La vieille garde était représentée par Denise, camarade d'études
d'Houphouët-Boigny. Venait ensuite Philippe Yacé, président de l'Assemblée et
qui demeura pendant vingt ans dans la position délicate de successeur désigné.
Parmi les plus jeunes, on comptait Camille Aliali, Mathieu Ekra, administrateur
de la France d'outremer, et Boka, qui, accusé d'avoir comploté contre son
président, devait se suicider.[2] Auprès
d'Houphouët-Boigny, jouait un rôle très important son directeur de cabinet, le
gouverneur Nairay, originaire de la Guadeloupe, subtil et secret. Les plus
âgés avaient reçu une formation primaire supérieure, instituteurs ou médecins
africains comme Houphouët-Boigny lui-même, ce qui correspondait à nos anciens
officiers de santé ; les plus jeunes sortaient de nos facultés. Pour les uns et
les autres, quelles que fussent leurs aspirations secrètes, les liens avec la
France étaient étroits. J'en ai connu qui, bien après l'indépendance, toujours
inscrits sur les listes électorales en métropole, continuaient à y voter. Parmi
les ministres, on comptait encore en 1959 trois Français : un administrateur
de la France d'outre-mer originaire des Antilles, un ingénieur des ponts et
chaussées et Georges Monnet, ancien ministre du Front populaire, qui détenait
le portefeuille de l'Agriculture ivoirienne.
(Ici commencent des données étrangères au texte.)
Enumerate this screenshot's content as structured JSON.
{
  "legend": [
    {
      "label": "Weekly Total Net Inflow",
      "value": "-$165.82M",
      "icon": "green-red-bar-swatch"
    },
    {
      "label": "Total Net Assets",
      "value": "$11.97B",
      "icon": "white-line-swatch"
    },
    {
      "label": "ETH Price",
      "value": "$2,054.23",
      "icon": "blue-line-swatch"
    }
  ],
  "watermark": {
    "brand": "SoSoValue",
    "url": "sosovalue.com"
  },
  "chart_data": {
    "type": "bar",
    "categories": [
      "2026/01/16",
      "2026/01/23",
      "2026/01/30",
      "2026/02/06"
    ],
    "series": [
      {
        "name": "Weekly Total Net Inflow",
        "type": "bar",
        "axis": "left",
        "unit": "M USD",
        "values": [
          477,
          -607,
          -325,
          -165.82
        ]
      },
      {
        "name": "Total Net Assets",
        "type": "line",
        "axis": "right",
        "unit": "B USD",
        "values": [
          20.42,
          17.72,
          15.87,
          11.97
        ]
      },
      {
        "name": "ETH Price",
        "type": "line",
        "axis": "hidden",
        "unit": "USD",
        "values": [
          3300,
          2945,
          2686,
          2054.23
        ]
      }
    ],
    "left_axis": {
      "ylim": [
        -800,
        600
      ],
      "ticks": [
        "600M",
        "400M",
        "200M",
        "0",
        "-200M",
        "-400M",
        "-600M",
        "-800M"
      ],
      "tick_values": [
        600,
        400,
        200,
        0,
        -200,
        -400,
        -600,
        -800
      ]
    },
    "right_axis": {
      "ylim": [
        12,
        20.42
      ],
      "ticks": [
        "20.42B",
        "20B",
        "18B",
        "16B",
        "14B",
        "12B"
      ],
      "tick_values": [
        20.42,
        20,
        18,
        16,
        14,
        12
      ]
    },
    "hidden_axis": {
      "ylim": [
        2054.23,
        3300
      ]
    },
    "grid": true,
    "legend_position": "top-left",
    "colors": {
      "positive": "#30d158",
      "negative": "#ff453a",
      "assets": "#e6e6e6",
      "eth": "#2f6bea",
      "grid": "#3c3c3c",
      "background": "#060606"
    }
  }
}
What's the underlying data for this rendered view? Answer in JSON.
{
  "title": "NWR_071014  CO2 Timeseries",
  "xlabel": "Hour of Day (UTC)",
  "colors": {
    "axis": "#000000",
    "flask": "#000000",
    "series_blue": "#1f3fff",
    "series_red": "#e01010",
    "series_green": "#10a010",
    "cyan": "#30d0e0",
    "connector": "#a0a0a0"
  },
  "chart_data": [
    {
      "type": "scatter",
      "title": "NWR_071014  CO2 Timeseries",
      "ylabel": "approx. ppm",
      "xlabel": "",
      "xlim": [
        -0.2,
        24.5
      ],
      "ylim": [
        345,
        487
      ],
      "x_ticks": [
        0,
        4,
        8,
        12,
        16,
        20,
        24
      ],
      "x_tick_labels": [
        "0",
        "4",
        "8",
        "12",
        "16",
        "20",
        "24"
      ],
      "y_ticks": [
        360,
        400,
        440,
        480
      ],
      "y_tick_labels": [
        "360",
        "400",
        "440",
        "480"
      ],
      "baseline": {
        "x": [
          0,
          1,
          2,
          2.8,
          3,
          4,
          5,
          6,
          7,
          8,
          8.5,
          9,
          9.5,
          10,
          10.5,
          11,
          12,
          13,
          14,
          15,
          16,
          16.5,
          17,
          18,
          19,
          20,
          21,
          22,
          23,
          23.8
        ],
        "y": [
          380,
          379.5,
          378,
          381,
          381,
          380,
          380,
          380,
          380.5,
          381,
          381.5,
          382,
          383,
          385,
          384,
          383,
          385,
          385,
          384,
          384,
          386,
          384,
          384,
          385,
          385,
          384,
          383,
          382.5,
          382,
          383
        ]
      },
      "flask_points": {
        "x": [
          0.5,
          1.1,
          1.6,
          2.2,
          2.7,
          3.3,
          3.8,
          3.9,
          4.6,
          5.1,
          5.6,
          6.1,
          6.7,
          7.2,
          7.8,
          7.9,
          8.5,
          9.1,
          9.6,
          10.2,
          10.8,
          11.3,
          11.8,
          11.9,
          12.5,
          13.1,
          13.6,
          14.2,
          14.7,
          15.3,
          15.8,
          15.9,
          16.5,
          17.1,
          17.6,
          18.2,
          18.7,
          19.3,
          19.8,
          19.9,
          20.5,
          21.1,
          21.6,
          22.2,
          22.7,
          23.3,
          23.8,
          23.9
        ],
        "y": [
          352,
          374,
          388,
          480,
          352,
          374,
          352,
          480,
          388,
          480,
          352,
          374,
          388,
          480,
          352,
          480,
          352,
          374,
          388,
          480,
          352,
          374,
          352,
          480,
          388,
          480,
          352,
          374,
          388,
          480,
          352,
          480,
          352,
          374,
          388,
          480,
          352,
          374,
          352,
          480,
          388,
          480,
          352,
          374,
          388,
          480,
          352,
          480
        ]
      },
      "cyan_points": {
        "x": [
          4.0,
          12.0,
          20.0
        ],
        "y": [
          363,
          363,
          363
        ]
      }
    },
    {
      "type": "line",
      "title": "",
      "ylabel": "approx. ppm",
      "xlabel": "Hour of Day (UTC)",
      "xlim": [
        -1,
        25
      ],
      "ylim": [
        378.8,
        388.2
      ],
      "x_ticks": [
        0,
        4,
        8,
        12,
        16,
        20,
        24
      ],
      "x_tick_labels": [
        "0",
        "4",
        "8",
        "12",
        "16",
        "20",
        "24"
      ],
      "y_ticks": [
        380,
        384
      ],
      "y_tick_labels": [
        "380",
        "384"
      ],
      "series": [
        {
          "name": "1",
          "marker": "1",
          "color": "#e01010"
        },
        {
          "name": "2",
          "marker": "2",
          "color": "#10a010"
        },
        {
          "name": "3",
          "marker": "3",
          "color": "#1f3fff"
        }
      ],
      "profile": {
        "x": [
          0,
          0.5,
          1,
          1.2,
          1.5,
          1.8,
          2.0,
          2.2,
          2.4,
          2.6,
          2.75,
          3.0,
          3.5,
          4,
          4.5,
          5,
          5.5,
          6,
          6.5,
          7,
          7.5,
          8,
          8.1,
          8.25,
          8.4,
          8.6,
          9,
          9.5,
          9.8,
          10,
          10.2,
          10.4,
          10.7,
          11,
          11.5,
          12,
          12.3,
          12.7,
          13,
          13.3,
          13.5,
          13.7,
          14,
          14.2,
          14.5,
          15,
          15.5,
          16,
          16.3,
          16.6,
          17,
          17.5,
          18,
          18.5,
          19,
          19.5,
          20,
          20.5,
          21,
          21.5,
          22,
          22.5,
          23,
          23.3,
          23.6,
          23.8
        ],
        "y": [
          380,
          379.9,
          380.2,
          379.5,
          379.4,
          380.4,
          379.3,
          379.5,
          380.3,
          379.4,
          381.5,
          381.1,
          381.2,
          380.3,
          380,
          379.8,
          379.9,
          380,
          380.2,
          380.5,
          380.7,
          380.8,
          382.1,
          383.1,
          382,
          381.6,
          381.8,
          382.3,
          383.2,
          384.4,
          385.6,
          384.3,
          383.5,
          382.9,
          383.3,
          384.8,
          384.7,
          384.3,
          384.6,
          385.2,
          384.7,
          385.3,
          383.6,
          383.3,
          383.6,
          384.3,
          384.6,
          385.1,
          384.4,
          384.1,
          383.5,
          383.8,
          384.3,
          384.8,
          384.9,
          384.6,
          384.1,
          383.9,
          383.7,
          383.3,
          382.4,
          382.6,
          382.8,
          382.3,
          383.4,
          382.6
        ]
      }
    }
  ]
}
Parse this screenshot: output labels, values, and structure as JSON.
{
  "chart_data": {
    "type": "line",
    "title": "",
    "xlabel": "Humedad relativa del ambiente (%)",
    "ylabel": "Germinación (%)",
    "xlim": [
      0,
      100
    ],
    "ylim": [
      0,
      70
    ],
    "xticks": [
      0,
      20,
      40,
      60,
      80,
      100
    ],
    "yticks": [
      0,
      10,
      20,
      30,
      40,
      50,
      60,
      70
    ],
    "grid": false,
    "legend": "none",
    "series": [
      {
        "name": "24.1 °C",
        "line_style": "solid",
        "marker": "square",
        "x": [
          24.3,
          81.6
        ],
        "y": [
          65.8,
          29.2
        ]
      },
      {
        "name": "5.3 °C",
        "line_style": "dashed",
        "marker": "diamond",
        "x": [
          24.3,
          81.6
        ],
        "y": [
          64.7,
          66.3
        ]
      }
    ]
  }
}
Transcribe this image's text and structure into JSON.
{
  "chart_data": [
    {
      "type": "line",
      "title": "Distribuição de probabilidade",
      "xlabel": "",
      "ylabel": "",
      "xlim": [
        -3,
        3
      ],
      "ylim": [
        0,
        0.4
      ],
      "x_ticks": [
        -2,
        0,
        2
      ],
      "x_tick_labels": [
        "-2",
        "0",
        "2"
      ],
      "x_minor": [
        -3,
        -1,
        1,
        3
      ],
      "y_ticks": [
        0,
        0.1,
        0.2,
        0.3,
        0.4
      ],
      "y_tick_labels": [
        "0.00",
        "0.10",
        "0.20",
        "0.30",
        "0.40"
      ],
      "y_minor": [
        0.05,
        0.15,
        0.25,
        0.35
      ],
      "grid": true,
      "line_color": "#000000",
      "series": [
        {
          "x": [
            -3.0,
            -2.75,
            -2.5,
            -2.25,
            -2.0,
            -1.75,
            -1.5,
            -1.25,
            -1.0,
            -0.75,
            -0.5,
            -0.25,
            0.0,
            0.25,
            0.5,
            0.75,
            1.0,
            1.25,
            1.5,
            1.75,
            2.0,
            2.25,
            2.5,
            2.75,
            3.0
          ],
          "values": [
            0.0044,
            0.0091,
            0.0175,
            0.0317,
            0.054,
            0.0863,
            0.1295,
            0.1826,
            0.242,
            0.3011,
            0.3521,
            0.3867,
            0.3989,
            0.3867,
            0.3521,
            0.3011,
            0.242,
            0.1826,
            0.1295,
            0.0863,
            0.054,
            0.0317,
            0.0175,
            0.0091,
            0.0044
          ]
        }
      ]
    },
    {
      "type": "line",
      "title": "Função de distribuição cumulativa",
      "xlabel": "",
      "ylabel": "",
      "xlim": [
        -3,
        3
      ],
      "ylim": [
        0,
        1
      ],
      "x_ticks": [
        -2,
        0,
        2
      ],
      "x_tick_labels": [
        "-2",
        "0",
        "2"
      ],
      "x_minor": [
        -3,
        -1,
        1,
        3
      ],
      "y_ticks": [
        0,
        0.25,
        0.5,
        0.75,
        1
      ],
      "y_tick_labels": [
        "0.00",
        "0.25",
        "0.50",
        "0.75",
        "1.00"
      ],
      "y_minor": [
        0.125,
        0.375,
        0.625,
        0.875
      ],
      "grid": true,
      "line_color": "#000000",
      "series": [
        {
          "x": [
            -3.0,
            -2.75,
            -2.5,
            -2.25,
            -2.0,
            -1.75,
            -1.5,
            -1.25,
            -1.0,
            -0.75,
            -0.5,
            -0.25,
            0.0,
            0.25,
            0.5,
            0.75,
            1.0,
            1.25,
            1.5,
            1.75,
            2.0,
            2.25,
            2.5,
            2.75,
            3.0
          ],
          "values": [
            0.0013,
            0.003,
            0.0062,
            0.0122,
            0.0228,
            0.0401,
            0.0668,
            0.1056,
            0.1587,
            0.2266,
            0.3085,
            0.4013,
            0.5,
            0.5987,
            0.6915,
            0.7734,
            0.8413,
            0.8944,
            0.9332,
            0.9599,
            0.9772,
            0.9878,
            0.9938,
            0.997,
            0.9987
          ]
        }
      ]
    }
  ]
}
N'ayant confiance pour les affaires
sérieuses que dans les Français, Houphouët-Boigny en était entouré à tous les
échelons de l'administration. A ses jeunes diplômés qui piaffaient
d'impatience, il disait : « Je veux bien de vous comme ministres mais pas comme
directeurs, vous n'en seriez pas capables. » Parmi ces Français, certains
entretenaient de bons rapports avec le haut-commissaire ; les plus nombreux
jouaient la prudence et l'attentisme, soucieux de ne point déplaire au gouvernement
local.
Ma femme sut rapidement nouer des
relations amicales avec les épouses des dirigeants ivoiriens. Elle s'entendait
fort bien avec Mme Houphouët-Boigny, avec qui elle coprésidait la section
locale de la Croix-Rouge. On sait que Mme Houphouët-Boigny est très belle ;
elle est tout aussi intelligente, avec beaucoup de vivacité et de charme et le
sens de la repartie. Elle a toujours tenu sa place avec tact et distinction.
A Abidjan je retrouvais mon frère.
Jeune magistrat, il avait été nommé dans ce pays auquel il s'était attaché. Il
s'y était fait des amitiés et, depuis la loi-cadre, il était le collaborateur
direct de ministres ivoiriens. Sa connaissance du pays et des hommes devait
faciliter mes premiers contacts en Côte-d'Ivoire.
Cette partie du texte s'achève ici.